The "Contributions to the Total Chi-Square Statistic" table in Figure 31.6 displays the contributions to the chi-square statistic for each industry and country. The last column summarizes the contributions for industry. Automobiles (12.4) and food (10.15) contribute the most, a fact apparent from the configuration plot. Similarly, the last row summarizes the contributions for countries. Britain and Germany make the largest contributions.

The "Inertia and Chi-Square Decomposition" table summarizes the chi-square decomposition. The first two components account for almost 95% of the chi-square association.

Figure 31.6 Contributions to the Chi-Square Statistic
Contributions to the Chi-Square Statistic

The next series of tables summarize the correspondence analysis for the row variable (Industry). These tables are shown in Figure 31.7.

The "Row Coordinates" table displays the coordinates of the various industries in the configuration plot. The "Summary Statistics" table displays various statistics, including the so-called quality of the representation. Categories with low quality values (for example, oil) are not well represented by the two principal coordinates. The quality statistic is equal to the sum of the squared cosines, which are displayed in the last table of Figure 31.7. The squared cosines are the square of the cosines of the angles between each axis and a vector from the origin to the point. Thus, points with a squared cosine near 1 are located near a principal coordinate axis, and so have high quality.

The "Partial Contributions to Inertia" table indicates how much of the total inertia is accounted for by each category in each dimension. This table corresponds to the spread of the points in the configuration plot in the horizontal and vertical dimensions. In the first principal coordinate, automobiles and food contribute the most. In the second principal coordinate, electronics contributes the most, although the contributions are more evenly spread across categories.

For further details, see the "Algorithm and Notation" and "Displayed Output" sections of the documentation for the CORRESP procedure.

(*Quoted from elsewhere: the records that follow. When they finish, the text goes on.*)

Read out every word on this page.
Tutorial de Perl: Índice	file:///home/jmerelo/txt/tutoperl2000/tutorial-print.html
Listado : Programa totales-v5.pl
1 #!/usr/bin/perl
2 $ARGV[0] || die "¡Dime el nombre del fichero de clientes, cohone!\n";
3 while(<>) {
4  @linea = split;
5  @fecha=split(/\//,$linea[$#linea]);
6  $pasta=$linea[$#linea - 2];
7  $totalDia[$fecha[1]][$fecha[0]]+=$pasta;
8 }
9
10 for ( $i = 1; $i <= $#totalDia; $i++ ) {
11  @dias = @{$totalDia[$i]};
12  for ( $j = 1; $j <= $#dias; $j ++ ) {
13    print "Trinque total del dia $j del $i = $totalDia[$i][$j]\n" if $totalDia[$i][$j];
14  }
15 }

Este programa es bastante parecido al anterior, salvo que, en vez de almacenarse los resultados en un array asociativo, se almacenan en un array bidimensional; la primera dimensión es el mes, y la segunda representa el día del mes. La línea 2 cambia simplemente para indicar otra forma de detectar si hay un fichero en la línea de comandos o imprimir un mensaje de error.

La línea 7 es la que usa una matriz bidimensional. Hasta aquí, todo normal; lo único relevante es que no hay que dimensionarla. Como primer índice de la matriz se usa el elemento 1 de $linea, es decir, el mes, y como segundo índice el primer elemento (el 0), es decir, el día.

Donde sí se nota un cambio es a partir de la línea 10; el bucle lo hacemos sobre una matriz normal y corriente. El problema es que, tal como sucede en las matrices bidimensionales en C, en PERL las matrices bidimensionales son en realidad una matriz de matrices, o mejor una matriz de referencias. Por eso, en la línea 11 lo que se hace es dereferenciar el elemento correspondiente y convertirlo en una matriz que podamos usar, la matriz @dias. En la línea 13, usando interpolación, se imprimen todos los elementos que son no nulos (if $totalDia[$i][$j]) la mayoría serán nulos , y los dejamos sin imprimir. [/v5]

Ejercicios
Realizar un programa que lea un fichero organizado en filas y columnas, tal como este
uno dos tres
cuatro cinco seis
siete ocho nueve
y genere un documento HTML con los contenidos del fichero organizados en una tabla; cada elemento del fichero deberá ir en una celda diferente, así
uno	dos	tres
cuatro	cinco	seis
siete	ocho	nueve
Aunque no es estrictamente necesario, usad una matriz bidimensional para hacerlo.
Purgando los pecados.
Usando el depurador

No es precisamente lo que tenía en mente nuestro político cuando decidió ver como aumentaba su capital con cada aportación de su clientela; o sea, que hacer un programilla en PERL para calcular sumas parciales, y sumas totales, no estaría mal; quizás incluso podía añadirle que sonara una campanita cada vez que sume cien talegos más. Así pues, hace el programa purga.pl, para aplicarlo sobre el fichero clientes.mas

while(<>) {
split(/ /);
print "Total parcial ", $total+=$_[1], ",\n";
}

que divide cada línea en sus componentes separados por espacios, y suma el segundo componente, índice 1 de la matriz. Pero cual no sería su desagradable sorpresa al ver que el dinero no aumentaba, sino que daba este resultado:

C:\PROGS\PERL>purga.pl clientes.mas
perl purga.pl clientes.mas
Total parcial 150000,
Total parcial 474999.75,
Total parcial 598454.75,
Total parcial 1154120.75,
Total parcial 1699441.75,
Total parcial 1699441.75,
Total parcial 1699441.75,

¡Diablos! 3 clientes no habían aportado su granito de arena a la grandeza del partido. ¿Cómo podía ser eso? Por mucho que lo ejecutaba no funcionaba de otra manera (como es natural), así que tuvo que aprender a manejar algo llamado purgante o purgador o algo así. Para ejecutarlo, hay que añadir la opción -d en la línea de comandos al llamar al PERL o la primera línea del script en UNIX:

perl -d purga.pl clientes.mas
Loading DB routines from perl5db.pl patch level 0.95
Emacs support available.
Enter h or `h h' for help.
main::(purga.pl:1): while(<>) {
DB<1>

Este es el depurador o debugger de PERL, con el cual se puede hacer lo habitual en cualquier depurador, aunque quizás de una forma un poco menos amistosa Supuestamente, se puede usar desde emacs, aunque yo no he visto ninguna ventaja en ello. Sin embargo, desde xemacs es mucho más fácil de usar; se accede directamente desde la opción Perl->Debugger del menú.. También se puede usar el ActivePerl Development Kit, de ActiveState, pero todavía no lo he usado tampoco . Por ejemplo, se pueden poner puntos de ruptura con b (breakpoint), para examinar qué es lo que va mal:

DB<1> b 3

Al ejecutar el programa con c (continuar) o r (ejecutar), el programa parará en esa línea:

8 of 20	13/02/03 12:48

Figure 31.7 Output from a Correspondence Analysis
Output from a Correspondence Analysis

The analysis of the countries is similar. Figure 31.8 shows a partial view of the related statistics. The quality statistic helps explain a seeming discrepancy in the configuration plot. (See Figure 31.5.) From the configuration plot (and from the "Column Coordinates" table), it is apparent that the marker that represents Japan is closer to the origin than the marker that represents France. It is tempting to conclude that Japan contributes less to the chi-square statistic than France. But the "Contributions to the Total Chi-Square Statistic" table in Figure 31.6 and the "Partial Contributions to Inertia" table in Figure 31.8 show that the opposite is true.

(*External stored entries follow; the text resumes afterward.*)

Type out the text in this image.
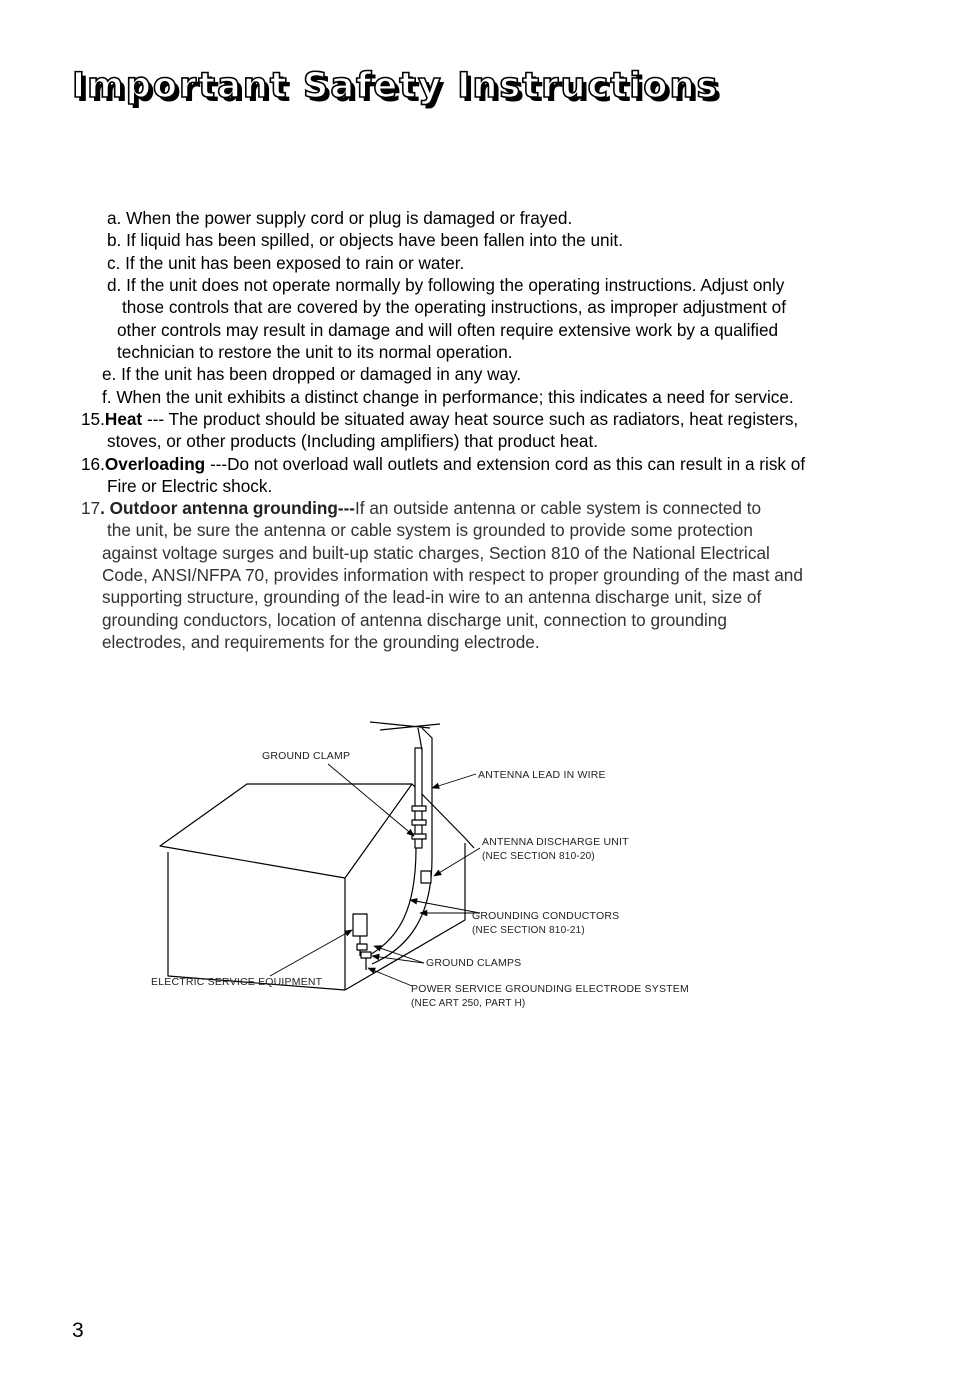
Important Safety Instructions

a. When the power supply cord or plug is damaged or frayed.

b. If liquid has been spilled, or objects have been fallen into the unit.

c. If the unit has been exposed to rain or water.

d. If the unit does not operate normally by following the operating instructions. Adjust only

those controls that are covered by the operating instructions, as improper adjustment of

other controls may result in damage and will often require extensive work by a qualified

technician to restore the unit to its normal operation.

e. If the unit has been dropped or damaged in any way.

f. When the unit exhibits a distinct change in performance; this indicates a need for service.

15.Heat --- The product should be situated away heat source such as radiators, heat registers,

stoves, or other products (Including amplifiers) that product heat.

16.Overloading ---Do not overload wall outlets and extension cord as this can result in a risk of

Fire or Electric shock.

17. Outdoor antenna grounding---If an outside antenna or cable system is connected to

the unit, be sure the antenna or cable system is grounded to provide some protection

against voltage surges and built-up static charges, Section 810 of the National Electrical

Code, ANSI/NFPA 70, provides information with respect to proper grounding of the mast and

supporting structure, grounding of the lead-in wire to an antenna discharge unit, size of

grounding conductors, location of antenna discharge unit, connection to grounding

electrodes, and requirements for the grounding electrode.

GROUND CLAMP

ANTENNA LEAD IN WIRE

ANTENNA DISCHARGE UNIT

(NEC SECTION 810-20)

GROUNDING CONDUCTORS

(NEC SECTION 810-21)

GROUND CLAMPS

ELECTRIC SERVICE EQUIPMENT

POWER SERVICE GROUNDING ELECTRODE SYSTEM

(NEC ART 250, PART H)

3
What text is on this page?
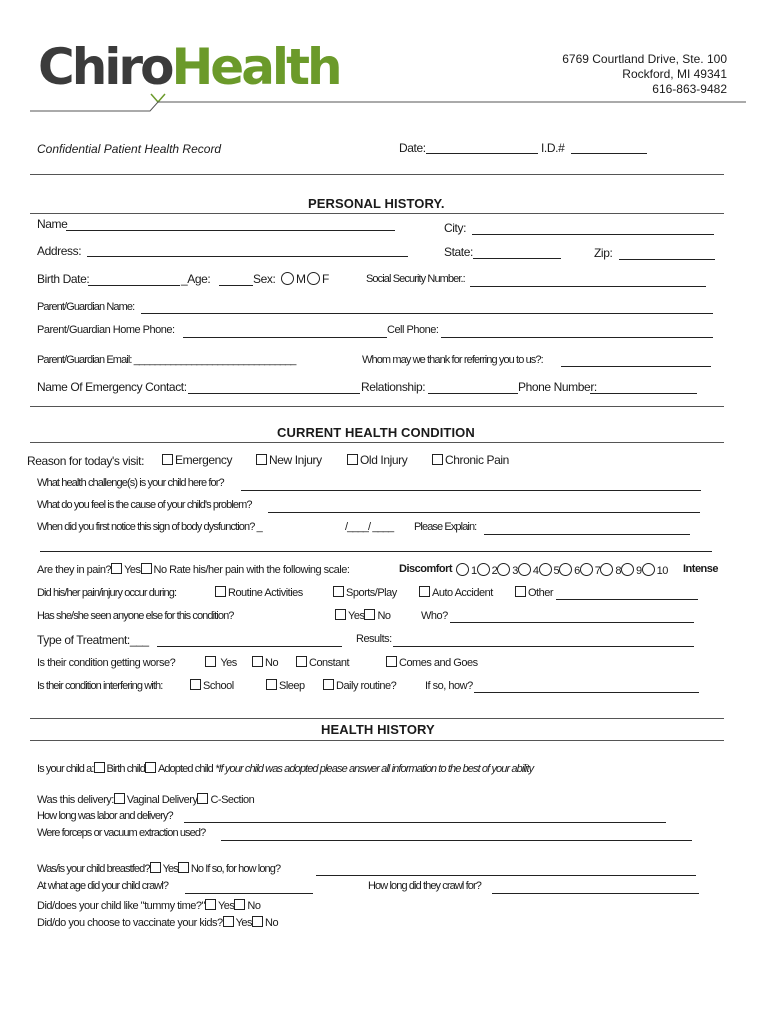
ChiroHealth	6769 Courtland Drive, Ste. 100
Rockford, MI 49341
616-863-9482
Confidential Patient Health Record	Date:	I.D.#
PERSONAL HISTORY.
Name	City:
Address:	State:	Zip:
Birth Date:	_Age:	Sex:	M	F	Social Security Number.:
Parent/Guardian Name:
Parent/Guardian Home Phone:	Cell Phone:
Parent/Guardian Email: _______________________________	Whom may we thank for referring you to us?:
Name Of Emergency Contact:	Relationship:	Phone Number:
CURRENT HEALTH CONDITION
Reason for today's visit:	Emergency	New Injury	Old Injury	Chronic Pain
What health challenge(s) is your child here for?
What do you feel is the cause of your child's problem?
When did you first notice this sign of body dysfunction? _	/____/ ____ Please Explain:
Are they in pain? Yes No Rate his/her pain with the following scale:	Discomfort	1 2 3 4 5 6 7 8 9 10 Intense
Did his/her pain/injury occur during:	Routine Activities	Sports/Play	Auto Accident	Other
Has she/she seen anyone else for this condition?	Yes No	Who?
Type of Treatment:___	Results:
Is their condition getting worse?	Yes	No	Constant	Comes and Goes
Is their condition interfering with:	School	Sleep	Daily routine?	If so, how?
HEALTH HISTORY
Is your child a: Birth child Adopted child *If your child was adopted please answer all information to the best of your ability
Was this delivery: Vaginal Delivery C-Section
How long was labor and delivery?
Were forceps or vacuum extraction used?
Was/is your child breastfed? Yes No If so, for how long?
At what age did your child crawl?	How long did they crawl for?
Did/does your child like "tummy time?" Yes No
Did/do you choose to vaccinate your kids? Yes No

The contradictory evidence can be resolved by noticing that the quality statistic for Japan is only 0.787. That value is the sum of the squared cosines for each dimension. The squared cosine for the second dimension is nearly zero, which indicates that Japan’s position is almost completely determined by the first dimension.

Figure 31.8 Output from a Correspondence Analysis
Output from a Correspondence Analysis

You cannot compare row points with column points in the configuration plot. For example, you cannot compare the distance from the origin for electronics to the distance for Japan and draw any meaningful conclusions.

However, you can interpret associations between rows and columns. For example, the first principal coordinate shows a greater association with being British and being a food company than would be expected if these two categories were independent. Similarly, the association between being German and being an automobile company is greater than expected under the assumption of independence.